Chapter 40

728 90 22
                                    

Kedua kelopak mata itu mengerjap, berusaha untuk terbuka meski berat rasanya. Sejenak ia menyipit, tengah menyesuaikan diri dengan pencahayaan yang ia terima. Hingga beberapa saat kemudian, keduanya dapat terbuka sempurna, menampakkan iris menawan berwarna hijau yang begitu meneduhkan hati. Hal pertama yang ia dapati adalah langit-langit ruangan yang berwarna putih. Beberapa sekon kemudian pandangannya mengedar, menelusuri tiap sudut ruangan dari posisinya hingga kegiatannya terhenti ketika menemukan kepala berambut merah yang saat ini tengah bersandar nyaman di atas ranjangnya.

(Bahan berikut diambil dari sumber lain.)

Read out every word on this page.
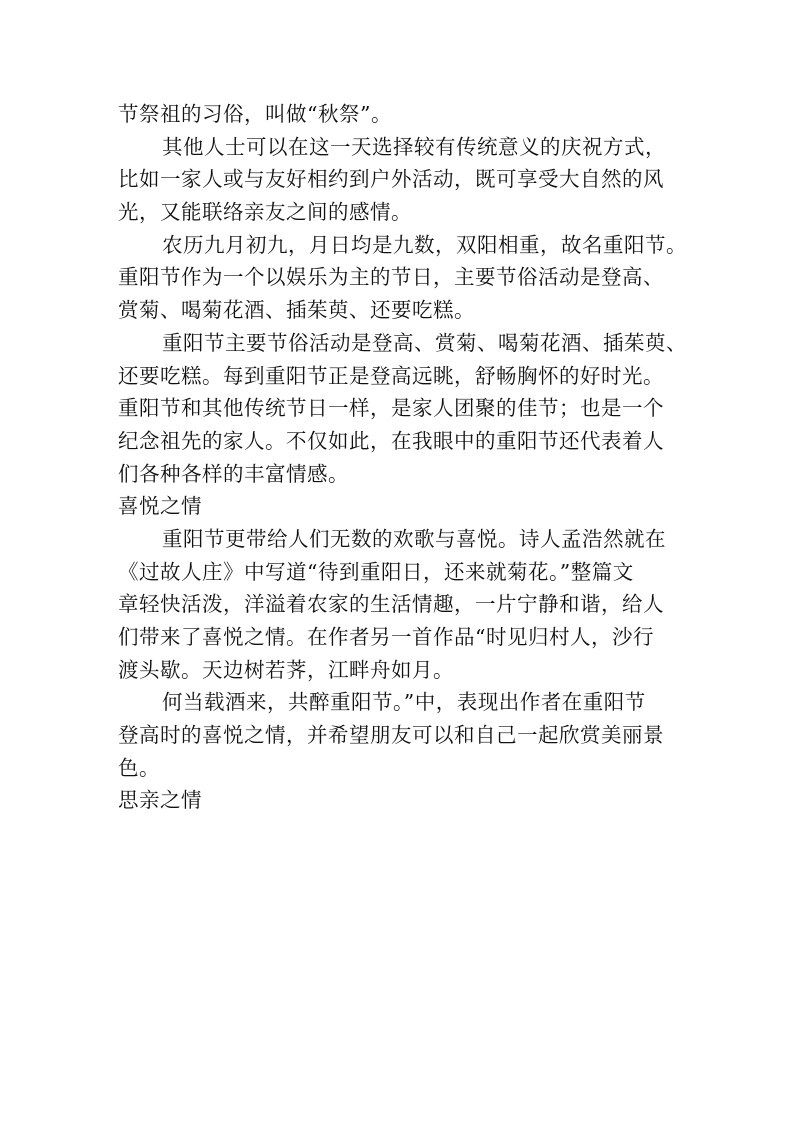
节祭祖的习俗，叫做“秋祭”。
其他人士可以在这一天选择较有传统意义的庆祝方式，
比如一家人或与友好相约到户外活动，既可享受大自然的风
光，又能联络亲友之间的感情。
农历九月初九，月日均是九数，双阳相重，故名重阳节。
重阳节作为一个以娱乐为主的节日，主要节俗活动是登高、
赏菊、喝菊花酒、插茱萸、还要吃糕。
重阳节主要节俗活动是登高、赏菊、喝菊花酒、插茱萸、
还要吃糕。每到重阳节正是登高远眺，舒畅胸怀的好时光。
重阳节和其他传统节日一样，是家人团聚的佳节；也是一个
纪念祖先的家人。不仅如此，在我眼中的重阳节还代表着人
们各种各样的丰富情感。
喜悦之情
重阳节更带给人们无数的欢歌与喜悦。诗人孟浩然就在
《过故人庄》中写道“待到重阳日，还来就菊花。”整篇文
章轻快活泼，洋溢着农家的生活情趣，一片宁静和谐，给人
们带来了喜悦之情。在作者另一首作品“时见归村人，沙行
渡头歇。天边树若荠，江畔舟如月。
何当载酒来，共醉重阳节。”中，表现出作者在重阳节
登高时的喜悦之情，并希望朋友可以和自己一起欣赏美丽景
色。
思亲之情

Pemilik iris bak batu zamrud itu tertegun, terlebih ketika ia mendapati sosok yang begitu ia cintai berada di sisinya, terlelap dalam damai. Sekilas ingatannya sebelum kejadian ini pun terlintas. Meski tidak tau apa yang terjadi setelah ia tidak sadarkan diri, namun bisa dipastikan jika ia tengah dirawat di rumah sakit saat ini.

Perlahan sang surya menampakkan sinarnya dengan gagah berani, menembus kaca bening yang membatasi ruang rawat ini dengan lingkungan luar. Sinarnya mengintip nakal ke dalam, berusaha menerangi seisi ruangan melalui tirai gorden yang tidak tertutup sempurna. Suara decipan burung pun turut meramaikan suasana pagi, membuat sosok yang tengah terlelap itu terusik lalu membuka mata.

Seketika pandangan mereka bertemu. Emerald bertemu dengan jade. Sang pemuda dengan rambut merah menyala itu terpaku sejenak kemudian melempar pertanyaan pada sang gadis.

"Bagaimana keadaanmu?"

Sang gadis musim semi setia membisu. Ia menatap sosok itu dengan tatapan yang sulit diartikan. Ia rindu? Tentu saja. Bahkan gadis itu tidak bisa mendeskripsikan betapa lega perasaannya kala menyadari jika Tuhan masih memberinya kesempatan untuk membuka mata, melihat secara langsung raut khawatir yang terlukis pada wajah pemuda di hadapannya.

"Sakura?"

Gadis itu setia bergeming. Hingga tepat pada detik ke dua, tubuh keduanya bertemu dalam rengkuhan hangat. Sakura menenggelamkan wajahnya pada dada bidang pemuda itu, bersandar nyaman lalu menumpahkan air matanya yang kemudian membuat pemuda itu panik.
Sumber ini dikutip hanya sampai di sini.